Les piliers de la société ( auteur Leif GW PERSSON )

3 Août 2023, 16:04pm

Publié par mille et une histoires

Les piliers de la société ( auteur Leif GW PERSSON )

Sous ce titre, Leif GW Persson désigne la police suédoise dont le rôle ne se limite pas à des enquêtes criminelles de haute volée. Il y a aussi un quotidien fait d’innombrables délits et violences ordinaires : vols à la tire, violence gratuite de rue, vandalisme, désordres provoqués par les alcooliques et les drogués, tapages dans les lieux publics. La police veille, à Stockholm 3500 policiers et un peu plus de 2000 agents de sécurité publique surveillent et procèdent quotidiennement à de multiples interpellations et mises en garde-à-vue. C’est le thème de ce roman et le lecteur a un guide fabuleux en la personne du commissaire principal Lars Martin Johansson, quinze ans sur le terrain dans diverses brigades de la capitale suédoise, le bas de l’échelle et la lente ascension dans la hiérarchie vers le Service du personnel où il a fini directeur de la DRH de la police nationale avant d’être nommé chef par intérim de la police judiciaire au QG de Kronoberg à Stockholm.

La façade est brillante tant pour Johansson que pour les piliers de la société en général.
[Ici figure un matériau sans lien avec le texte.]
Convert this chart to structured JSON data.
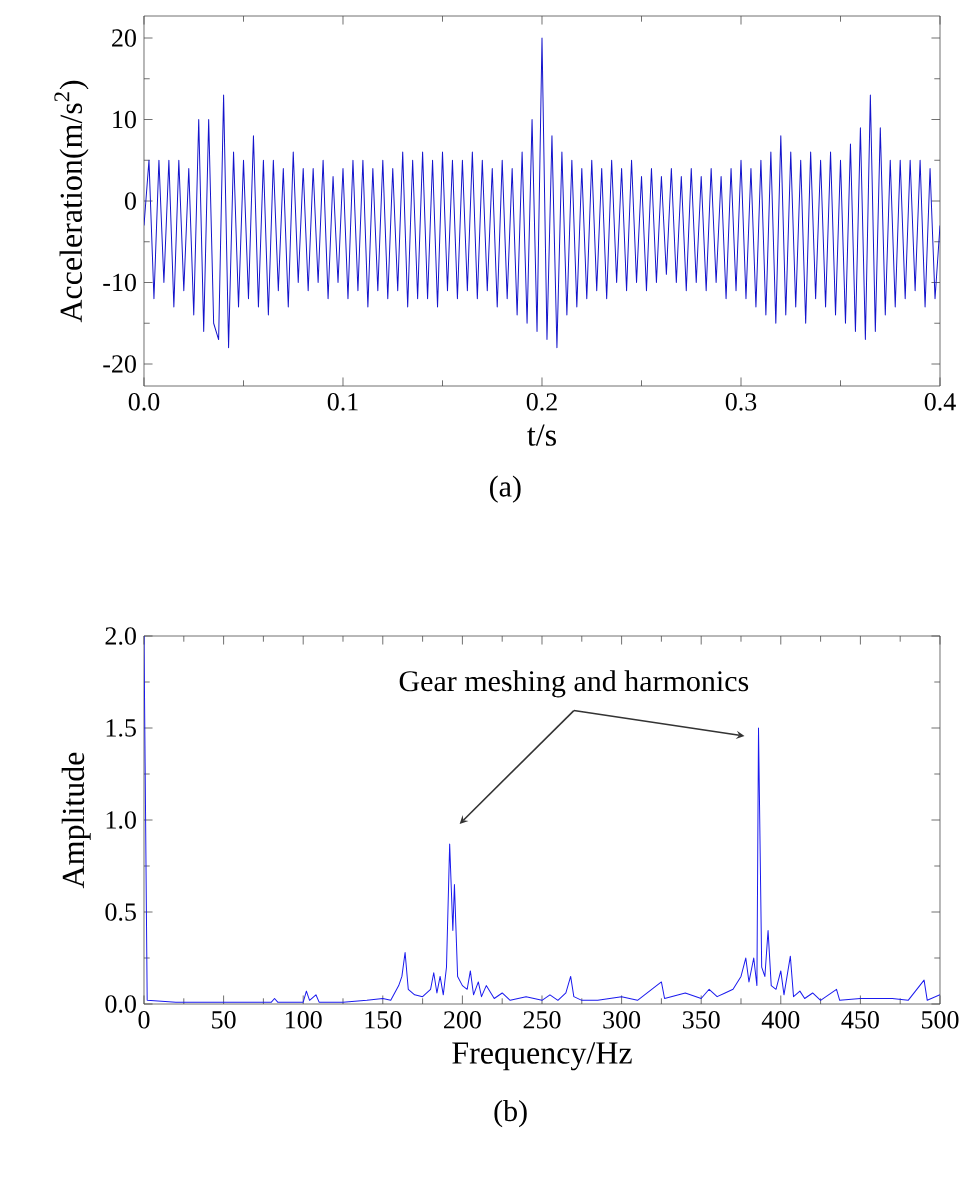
{
  "chart_data": [
    {
      "type": "line",
      "xlabel": "t/s",
      "ylabel": "Acceleration(m/s$^{2}$)",
      "color": "#1414cc",
      "x": [
        0,
        0.0025,
        0.005,
        0.0075,
        0.01,
        0.0125,
        0.015,
        0.0175,
        0.02,
        0.0225,
        0.025,
        0.0275,
        0.03,
        0.0325,
        0.035,
        0.0375,
        0.04,
        0.0425,
        0.045,
        0.0475,
        0.05,
        0.0525,
        0.055,
        0.0575,
        0.06,
        0.0625,
        0.065,
        0.0675,
        0.07,
        0.0725,
        0.075,
        0.0775,
        0.08,
        0.0825,
        0.085,
        0.0875,
        0.09,
        0.0925,
        0.095,
        0.0975,
        0.1,
        0.1025,
        0.105,
        0.1075,
        0.11,
        0.1125,
        0.115,
        0.1175,
        0.12,
        0.1225,
        0.125,
        0.1275,
        0.13,
        0.1325,
        0.135,
        0.1375,
        0.14,
        0.1425,
        0.145,
        0.1475,
        0.15,
        0.1525,
        0.155,
        0.1575,
        0.16,
        0.1625,
        0.165,
        0.1675,
        0.17,
        0.1725,
        0.175,
        0.1775,
        0.18,
        0.1825,
        0.185,
        0.1875,
        0.19,
        0.1925,
        0.195,
        0.1975,
        0.2,
        0.2025,
        0.205,
        0.2075,
        0.21,
        0.2125,
        0.215,
        0.2175,
        0.22,
        0.2225,
        0.225,
        0.2275,
        0.23,
        0.2325,
        0.235,
        0.2375,
        0.24,
        0.2425,
        0.245,
        0.2475,
        0.25,
        0.2525,
        0.255,
        0.2575,
        0.26,
        0.2625,
        0.265,
        0.2675,
        0.27,
        0.2725,
        0.275,
        0.2775,
        0.28,
        0.2825,
        0.285,
        0.2875,
        0.29,
        0.2925,
        0.295,
        0.2975,
        0.3,
        0.3025,
        0.305,
        0.3075,
        0.31,
        0.3125,
        0.315,
        0.3175,
        0.32,
        0.3225,
        0.325,
        0.3275,
        0.33,
        0.3325,
        0.335,
        0.3375,
        0.34,
        0.3425,
        0.345,
        0.3475,
        0.35,
        0.3525,
        0.355,
        0.3575,
        0.36,
        0.3625,
        0.365,
        0.3675,
        0.37,
        0.3725,
        0.375,
        0.3775,
        0.38,
        0.3825,
        0.385,
        0.3875,
        0.39,
        0.3925,
        0.395,
        0.3975,
        0.4
      ],
      "values": [
        -3,
        5,
        -12,
        5,
        -10,
        5,
        -13,
        5,
        -11,
        4,
        -14,
        10,
        -16,
        10,
        -15,
        -17,
        13,
        -18,
        6,
        -13,
        5,
        -12,
        8,
        -13,
        5,
        -14,
        5,
        -11,
        4,
        -13,
        6,
        -10,
        4,
        -11,
        4,
        -10,
        5,
        -12,
        3,
        -10,
        4,
        -12,
        5,
        -11,
        5,
        -13,
        4,
        -11,
        5,
        -12,
        4,
        -11,
        6,
        -13,
        5,
        -12,
        6,
        -12,
        5,
        -13,
        6,
        -11,
        5,
        -12,
        5,
        -11,
        6,
        -12,
        5,
        -11,
        4,
        -13,
        5,
        -12,
        4,
        -14,
        6,
        -15,
        10,
        -16,
        20,
        -17,
        8,
        -18,
        6,
        -14,
        5,
        -13,
        4,
        -12,
        5,
        -11,
        4,
        -12,
        5,
        -10,
        4,
        -11,
        5,
        -10,
        3,
        -11,
        4,
        -10,
        3,
        -9,
        4,
        -10,
        3,
        -11,
        4,
        -10,
        3,
        -11,
        4,
        -10,
        3,
        -12,
        4,
        -11,
        5,
        -12,
        4,
        -13,
        5,
        -14,
        6,
        -15,
        8,
        -14,
        6,
        -13,
        5,
        -15,
        6,
        -12,
        5,
        -13,
        6,
        -14,
        5,
        -15,
        7,
        -16,
        9,
        -17,
        13,
        -16,
        9,
        -14,
        5,
        -13,
        5,
        -12,
        5,
        -11,
        5,
        -13,
        4,
        -12,
        -3
      ],
      "xlim": [
        0,
        0.4
      ],
      "xticks": [
        {
          "value": 0,
          "label": "0.0"
        },
        {
          "value": 0.1,
          "label": "0.1"
        },
        {
          "value": 0.2,
          "label": "0.2"
        },
        {
          "value": 0.3,
          "label": "0.3"
        },
        {
          "value": 0.4,
          "label": "0.4"
        }
      ],
      "ylim": [
        -22.7,
        22.7
      ],
      "yticks": [
        -20,
        -10,
        0,
        10,
        20
      ],
      "annotations": [
        "(a)"
      ]
    },
    {
      "type": "line",
      "xlabel": "Frequency/Hz",
      "ylabel": "Amplitude",
      "color": "#1a1aee",
      "x": [
        0,
        2,
        20,
        50,
        80,
        82,
        84,
        100,
        102,
        104,
        108,
        110,
        125,
        140,
        150,
        155,
        160,
        162,
        164,
        166,
        170,
        175,
        180,
        182,
        184,
        186,
        188,
        190,
        192,
        194,
        195,
        197,
        200,
        203,
        205,
        207,
        210,
        212,
        215,
        220,
        225,
        230,
        240,
        250,
        255,
        260,
        265,
        268,
        270,
        275,
        285,
        300,
        310,
        325,
        327,
        340,
        350,
        355,
        360,
        365,
        370,
        375,
        378,
        380,
        383,
        385,
        386,
        388,
        390,
        392,
        394,
        397,
        400,
        402,
        406,
        408,
        412,
        415,
        420,
        425,
        435,
        437,
        450,
        470,
        480,
        490,
        492,
        500
      ],
      "values": [
        2.0,
        0.02,
        0.01,
        0.01,
        0.01,
        0.03,
        0.01,
        0.01,
        0.07,
        0.02,
        0.05,
        0.01,
        0.01,
        0.02,
        0.03,
        0.02,
        0.1,
        0.15,
        0.28,
        0.08,
        0.05,
        0.04,
        0.08,
        0.17,
        0.06,
        0.15,
        0.05,
        0.2,
        0.87,
        0.4,
        0.65,
        0.15,
        0.1,
        0.08,
        0.18,
        0.05,
        0.12,
        0.04,
        0.1,
        0.03,
        0.06,
        0.02,
        0.04,
        0.02,
        0.05,
        0.02,
        0.06,
        0.15,
        0.04,
        0.02,
        0.02,
        0.04,
        0.02,
        0.12,
        0.03,
        0.06,
        0.03,
        0.08,
        0.04,
        0.06,
        0.08,
        0.15,
        0.25,
        0.12,
        0.25,
        0.1,
        1.5,
        0.2,
        0.15,
        0.4,
        0.1,
        0.08,
        0.18,
        0.05,
        0.26,
        0.04,
        0.07,
        0.03,
        0.06,
        0.02,
        0.08,
        0.02,
        0.03,
        0.03,
        0.02,
        0.13,
        0.02,
        0.05
      ],
      "xlim": [
        0,
        500
      ],
      "xticks": [
        0,
        50,
        100,
        150,
        200,
        250,
        300,
        350,
        400,
        450,
        500
      ],
      "ylim": [
        0,
        2
      ],
      "yticks": [
        {
          "value": 0,
          "label": "0.0"
        },
        {
          "value": 0.5,
          "label": "0.5"
        },
        {
          "value": 1,
          "label": "1.0"
        },
        {
          "value": 1.5,
          "label": "1.5"
        },
        {
          "value": 2,
          "label": "2.0"
        }
      ],
      "annotations": [
        {
          "text": "Gear meshing and harmonics",
          "x": 386,
          "y": 1.5
        },
        "(b)"
      ]
    }
  ]
}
Mais il y a des accros comme en cette fin de dimanche 8 septembre ( aucune année n’est précisée. La seule référence est 1982, année de la parution de ce roman en Suède ). Le 8 septembre Nils Rune Nilsson est arrêté ivre mort, c’est un retraité habitué de tels faits. Il sera hospitalisé dans le comas suite à des soupçons de coups reçus dans sa cellule. La presse prend la défense de celui qu’elle va sympathiquement baptiser « tonton Nisse ». Johansson va lancer une enquête préliminaire interne confiée au commissaire Wesslén de la brigade des fraudes et à l’inspecteur Jansson de la criminelle. Le rapport médicolégal n’est pas encore disponible d’autant plus que l’état de tonton Nisse s’aggrave. Il décède le 19 septembre. L’enquête se concentre sur les six policiers et un gardien de prison civil qui ont fait l’objet de plaintes disciplinaires récentes émanant de dix citoyens ayant eu à faire à la police et qui en sont devenus des victimes. Le sérieux et discipliné Wesslén et l’alcoolique Jansson rouvrent les dossiers incriminant les policiers suspects.

Dans son troisième roman, Leif GW Persson approfondit l’univers quotidien de la police de Stockholm. Rien n’échappe à son regard critique dans l’emploi du temps de Johansson, de Wesslén et de Jansson. Leur vie privée n’échappe pas à l’inventaire. Wesslén en harmonie avec sa femme et sa petite fille, Jansson solitaire et Johansson à la chasse dans le nord avec ses parents et ses frères. L’auteur n’est pas toujours tendre avec Johansson et ses petits privilèges réservés au chef, une activité syndicale qui l’a sans doute aidé à progresser dans la hiérarchie, des soirée bien arrosées avec son collègue et ami de la brigade d’intervention Bo Jarnebring avec lequel il a débuté sa carrière ( voir ICI ). Rien n’est occulté dans le fonctionnement de l’institution policière, un quotidien fait de réunions très diverses pour régler des conflits de personnes ou des conflits entre services et plus surprenant pour fixer les compensations financières des indics payés en liquide et sans reçus. Le lecteur croise des personnages déjà rencontré dans les deux premiers romans de l’auteur ( par exemple l’inspecteur Jan Lewin : voir ICI ). Johansson parle avec le directeur du parquet, parfois cela ressemble à des négociations ( pendant un bon repas ). Visite aux archives, contrôles de la conformité des cellules de garde-à-vue avec un médecin légiste, rien n’est occulté par le regard lucide et critique de Leif GW Persson qui maîtrise très bien l’art de raconter des histoires qui m’ont passionné. J’ai été surpris par l'existence d'une police secrète avec de très controversés enquêteurs indépendants agissant sous couvert d’entreprises ordinaires.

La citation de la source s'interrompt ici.